Darunter leidet der städtische Haushalt, genauso wie unter den Kostenexplosionen bei den Großprojekten des Grauens. Der Oberbürgermeister hat angekündigt, dass wir Aufgaben auf den Prüfstand stellen werden. Für die Bürger*innen heißt das übersetzt, dass Kürzungen bevorstehen. Das gab es erstaunlicherweise bereits vor geraumer Zeit in Ihrer Verantwortung. Und jetzt sind wir wieder an ähnlicher Stelle angelangt. Angesichts der Erfahrungen ahne ich dabei nichts Gutes. Aber wie beim letzten Mal können sie mit dem Widerstand von links rechnen.
Die Frage der Finanzsituation ist eine der drängenden Fragen, die Sie alle in diesem Haushalt nicht beantworten wollen.

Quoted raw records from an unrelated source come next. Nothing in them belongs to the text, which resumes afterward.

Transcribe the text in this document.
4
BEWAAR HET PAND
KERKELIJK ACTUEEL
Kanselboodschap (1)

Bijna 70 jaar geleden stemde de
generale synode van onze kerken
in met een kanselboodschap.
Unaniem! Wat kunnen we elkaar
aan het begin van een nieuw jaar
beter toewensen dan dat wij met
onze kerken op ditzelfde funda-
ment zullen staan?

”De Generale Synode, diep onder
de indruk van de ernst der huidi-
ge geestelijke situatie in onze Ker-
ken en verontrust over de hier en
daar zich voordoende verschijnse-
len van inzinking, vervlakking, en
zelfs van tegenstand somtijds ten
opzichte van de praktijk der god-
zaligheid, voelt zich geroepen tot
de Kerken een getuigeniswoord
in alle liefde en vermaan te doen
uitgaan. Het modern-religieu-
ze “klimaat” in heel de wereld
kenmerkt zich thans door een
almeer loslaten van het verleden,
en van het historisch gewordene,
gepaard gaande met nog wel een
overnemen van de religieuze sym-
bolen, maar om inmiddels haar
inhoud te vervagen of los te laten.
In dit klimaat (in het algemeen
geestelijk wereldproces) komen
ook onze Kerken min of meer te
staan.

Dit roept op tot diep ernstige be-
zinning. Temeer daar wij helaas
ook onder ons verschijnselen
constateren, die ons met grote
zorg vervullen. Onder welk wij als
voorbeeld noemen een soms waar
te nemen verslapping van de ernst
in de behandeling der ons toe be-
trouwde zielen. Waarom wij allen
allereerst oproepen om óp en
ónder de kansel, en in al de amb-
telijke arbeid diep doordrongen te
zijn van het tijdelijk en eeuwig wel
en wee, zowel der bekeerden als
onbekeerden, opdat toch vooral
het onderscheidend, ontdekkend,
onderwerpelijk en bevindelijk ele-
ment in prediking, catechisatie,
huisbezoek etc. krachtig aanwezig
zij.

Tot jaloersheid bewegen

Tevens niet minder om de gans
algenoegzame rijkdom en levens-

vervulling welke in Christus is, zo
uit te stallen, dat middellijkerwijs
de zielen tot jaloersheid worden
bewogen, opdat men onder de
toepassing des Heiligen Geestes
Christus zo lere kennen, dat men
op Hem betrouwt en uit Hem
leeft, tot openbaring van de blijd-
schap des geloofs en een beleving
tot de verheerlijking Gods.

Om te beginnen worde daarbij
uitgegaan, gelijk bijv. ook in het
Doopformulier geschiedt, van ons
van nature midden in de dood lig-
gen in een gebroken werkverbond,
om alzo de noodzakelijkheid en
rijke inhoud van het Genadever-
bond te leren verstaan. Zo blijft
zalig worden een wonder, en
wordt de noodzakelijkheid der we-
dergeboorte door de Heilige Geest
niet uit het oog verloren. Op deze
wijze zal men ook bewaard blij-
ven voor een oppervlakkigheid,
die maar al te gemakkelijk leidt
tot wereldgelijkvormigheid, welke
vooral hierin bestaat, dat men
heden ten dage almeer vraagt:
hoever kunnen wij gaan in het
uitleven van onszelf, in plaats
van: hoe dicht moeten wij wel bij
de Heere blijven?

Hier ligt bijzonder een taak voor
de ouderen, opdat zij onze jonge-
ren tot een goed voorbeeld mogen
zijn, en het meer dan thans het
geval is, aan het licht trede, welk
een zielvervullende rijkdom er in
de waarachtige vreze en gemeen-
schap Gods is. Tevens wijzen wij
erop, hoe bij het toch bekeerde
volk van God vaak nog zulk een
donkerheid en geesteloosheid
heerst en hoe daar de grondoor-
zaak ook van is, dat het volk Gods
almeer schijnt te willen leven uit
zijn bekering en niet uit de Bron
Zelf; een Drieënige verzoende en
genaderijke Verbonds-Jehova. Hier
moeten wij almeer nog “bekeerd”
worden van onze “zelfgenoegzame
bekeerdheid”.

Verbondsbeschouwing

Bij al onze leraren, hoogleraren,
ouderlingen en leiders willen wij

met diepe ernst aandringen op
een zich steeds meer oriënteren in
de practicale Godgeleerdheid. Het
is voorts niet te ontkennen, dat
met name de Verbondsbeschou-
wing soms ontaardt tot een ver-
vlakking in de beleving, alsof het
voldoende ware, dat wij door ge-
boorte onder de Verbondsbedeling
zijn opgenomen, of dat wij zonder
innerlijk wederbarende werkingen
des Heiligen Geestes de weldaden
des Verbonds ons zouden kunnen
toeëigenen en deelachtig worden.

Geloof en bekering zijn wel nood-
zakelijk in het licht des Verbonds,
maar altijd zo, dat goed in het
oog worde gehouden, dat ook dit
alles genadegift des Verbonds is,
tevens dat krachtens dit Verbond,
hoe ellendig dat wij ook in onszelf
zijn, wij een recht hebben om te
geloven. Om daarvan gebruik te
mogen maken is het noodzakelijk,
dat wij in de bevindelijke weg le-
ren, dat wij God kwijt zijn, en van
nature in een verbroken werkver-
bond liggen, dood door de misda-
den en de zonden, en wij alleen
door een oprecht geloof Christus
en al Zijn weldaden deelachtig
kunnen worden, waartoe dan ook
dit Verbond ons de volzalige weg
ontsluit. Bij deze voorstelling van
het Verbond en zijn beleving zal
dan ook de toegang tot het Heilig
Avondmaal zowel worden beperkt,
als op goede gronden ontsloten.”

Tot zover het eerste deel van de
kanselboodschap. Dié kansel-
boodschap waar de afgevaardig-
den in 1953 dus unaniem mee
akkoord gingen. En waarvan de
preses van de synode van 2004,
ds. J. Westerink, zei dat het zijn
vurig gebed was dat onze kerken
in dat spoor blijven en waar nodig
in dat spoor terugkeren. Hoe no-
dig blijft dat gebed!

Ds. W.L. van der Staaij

Ich mache Ihnen und dem gesamten Gemeinderat einen Vorschlag: Machen wir endlich hier eine ehrliche Finanzpolitik und gehen an die Steuereinnahmen ran. Ohne eine Anhebung der Hebesätze für Gewerbe- und Grundsteuer werden wir den Haushalt nicht in den Griff kriegen – weder heute noch morgen. Dies darf nicht unterlassen werden, weil jetzt eine Oberbürgermeisterwahl ansteht und man sich damit nicht beliebt macht.

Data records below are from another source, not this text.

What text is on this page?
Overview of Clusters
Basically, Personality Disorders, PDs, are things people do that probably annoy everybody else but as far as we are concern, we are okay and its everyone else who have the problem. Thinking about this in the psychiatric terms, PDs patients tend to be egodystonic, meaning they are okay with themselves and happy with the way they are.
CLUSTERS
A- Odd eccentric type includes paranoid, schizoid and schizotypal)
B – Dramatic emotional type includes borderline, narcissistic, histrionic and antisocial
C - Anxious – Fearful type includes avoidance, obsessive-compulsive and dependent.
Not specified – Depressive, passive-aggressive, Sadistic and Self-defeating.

Liebe Kolleginnen und Kollegen, sie müssen sich in diesem Haushalt schon entscheiden: Wollen sie die Zukunft der Stadt gefährden, in dem sie im Sozialem, bei der Kultur oder dem Klimaschutz sparen und wichtige Investitionen nicht tätigen? Oder sind Sie bereit Steuern zu erhöhen? Für eins von beiden werden Sie sich entscheiden müssen. Insbesondere Grüne, CDU und SPD. Im Haushalt werden Sie über unsere Finanzierungsanträge abstimmen, bis dahin haben Sie Zeit. Und ich bin ganz froh, dass die CDU nichts bei den Finanzen machen will. Spätestens nach den Großprojekten sollten Sie lieber die Finger davonlassen.
Dass wir in so vielen Bereichen nicht den Herausforderungen der Zukunft gerecht werden, ist natürlich nicht alleine in der Verantwortung des OB’s, sondern auch in dem der CDU, Grüne und SPD als größte Regierungsfraktionen. Sie haben in den letzten Jahren eine neue olympische Disziplin erfunden: die Disziplin des Ankündigens und Versprechens – vor allem vor und während Wahlkämpfen. Aber wenn es darauf ankommt ihre Versprechen und schicken politischen Konzepte in die Tat umzusetzen, fehlt ihnen der Mut oder sie verweigern schlichtweg das Geld.
Wir als LINKE treten gemeinsam mit der vielfältigen Zivilgesellschaft dafür ein, genau das zu verändern. Sie, Grüne und SPD, haben die Chance, das gemeinsam mit uns zu tun. Zeigen sie den Bürger*innen, dass es einen Unterschied macht, wenn es eine Mitte-Links Mehrheit im Gemeinderat gibt oder die Konservativen regieren. Wir bieten Ihnen die Möglichkeit dazu, gemeinsam die Vision einer sozialen und ökologischen Stadt zu verwirklichen. Und falls sie dazu nicht bereit sind, können Sie weiterhin eine entschlossene linke Opposition erwarten.
Wir bleiben dran und wollen eine Stadt, in der Platz für alle ist. Egal was sie verdienen, egal woher sie kommen, egal wie sie leben wollen.
Eine Stadt, die diejenigen am stärksten unterstützt, die am meisten Hilfe benötigen. Denn in der Stadt des Rechts gilt nicht das Recht des Stärkeren. Sondern man hilft sich gegenseitig und bildet eine Gemeinschaft. Und wenn wir im kommenden Haushalt die entscheidenden politischen Weichen stellen, können wir Karlsruhe zu dieser Stadt der Solidarität machen. Für alle. Vielen Dank.